At Brooklyn Independent, everything—admission, hiring, curriculum and behavior response—is seen through an equity lens, Jones said. “We don’t sway from that mission. Our student body is both racially and socioeconomically diverse. But for us, this isn’t a thing to say. This is what our school is founded on. That is the core of our mission.”

And they wanted to offer a private school setting that was available to everybody. Brooklyn Independent offers a unique sliding-scale tuition structure with 20 percent of students falling into five different tuition tiers that range from $0 to $42,500 a year.

To build that place, Tejedor and Jones hustled. The idea formed in 2016, and the duo would regularly travel to Midtown Manhattan to meet with potential donors with little success. Eventually, they connected with Michael Patrick, now chair of their board of trustees, who had been on the board of another independent school in New York and became a guide and mentor.

Things fell into place. In May 2019, an angel donor came along. They found a building in Fort Greene, a historic Brooklyn neighborhood that’s easily accessible to families by subway and bus.

Jones, who was pregnant at the time, found herself birthing two things at once: Brooklyn Independent opened in September 2019. Her first child was born in November 2019.

Dream in Action

with one sixth - grade class of about 20 students in the school’s first year, everything was working until mid-March 2020. A family was exposed to a new illness, COVID-19, shutting the school down for what everybody thought would be a couple of weeks. It was the rest of the school year.

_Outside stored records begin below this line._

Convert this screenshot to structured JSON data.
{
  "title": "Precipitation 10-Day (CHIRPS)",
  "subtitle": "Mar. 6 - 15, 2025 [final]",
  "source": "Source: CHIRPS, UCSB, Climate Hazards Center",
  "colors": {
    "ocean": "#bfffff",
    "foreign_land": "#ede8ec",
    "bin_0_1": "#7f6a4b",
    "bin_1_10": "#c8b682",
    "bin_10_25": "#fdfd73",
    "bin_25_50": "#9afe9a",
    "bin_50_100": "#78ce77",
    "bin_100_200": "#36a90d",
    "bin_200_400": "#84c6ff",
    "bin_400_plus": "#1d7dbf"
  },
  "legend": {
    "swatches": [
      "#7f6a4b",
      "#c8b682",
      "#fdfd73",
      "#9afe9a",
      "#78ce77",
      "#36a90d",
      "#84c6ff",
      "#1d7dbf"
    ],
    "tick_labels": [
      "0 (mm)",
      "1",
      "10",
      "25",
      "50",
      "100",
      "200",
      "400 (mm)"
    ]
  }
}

Jones and Tejedor jumped into action, making sure students had computers and Wi-Fi access. They turned Friday field trips into virtual experiences. They invited guest speakers for online presentations. But it wasn’t easy. Admissions took a hit as families who had signed on started to drop out. A crowdsourced fundraiser bridged the financial gap. When the 2020–2021 school year began, Brooklyn Independent was able to return to a hybrid learning model of in-person and online school. By May 2021, Friday field trips came back.

“It was incredibly challenging,” Jones said. “At the time, I was like, ‘If we can make it through this, we can make it through anything.’ I still believe that to be true. I thought that would be our hardest year, but I was wrong.”

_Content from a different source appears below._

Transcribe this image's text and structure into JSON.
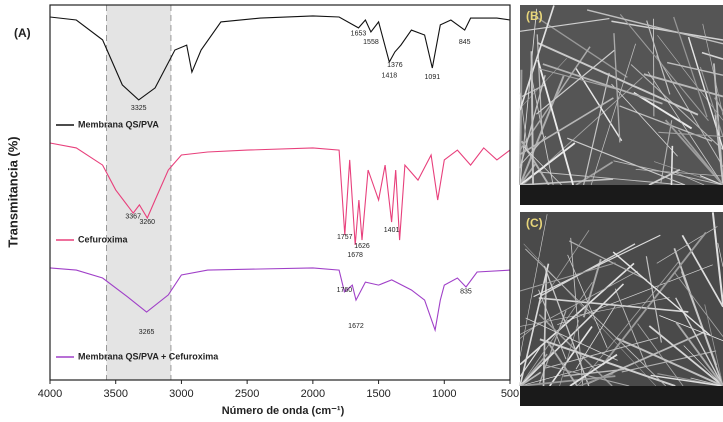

In reality, the growing pains of the school’s third year as it ballooned to 85 students across all grades— sixth, seventh and eighth—were the most stressful. The teaching staff doubled. They were helping their first graduating class get to high school. Now, in the school’s fourth year, the focus has been on improving what they have—adding electives, building a sports program and offering more student support.

“My metric of success, ironically, for someone who is so math-minded, is actually not something that can be measured with numbers, but it’s joy. And our kids are happy,” Jones said. “I knew through the struggles and challenges that we were definitely doing something great. We needed to refine it.”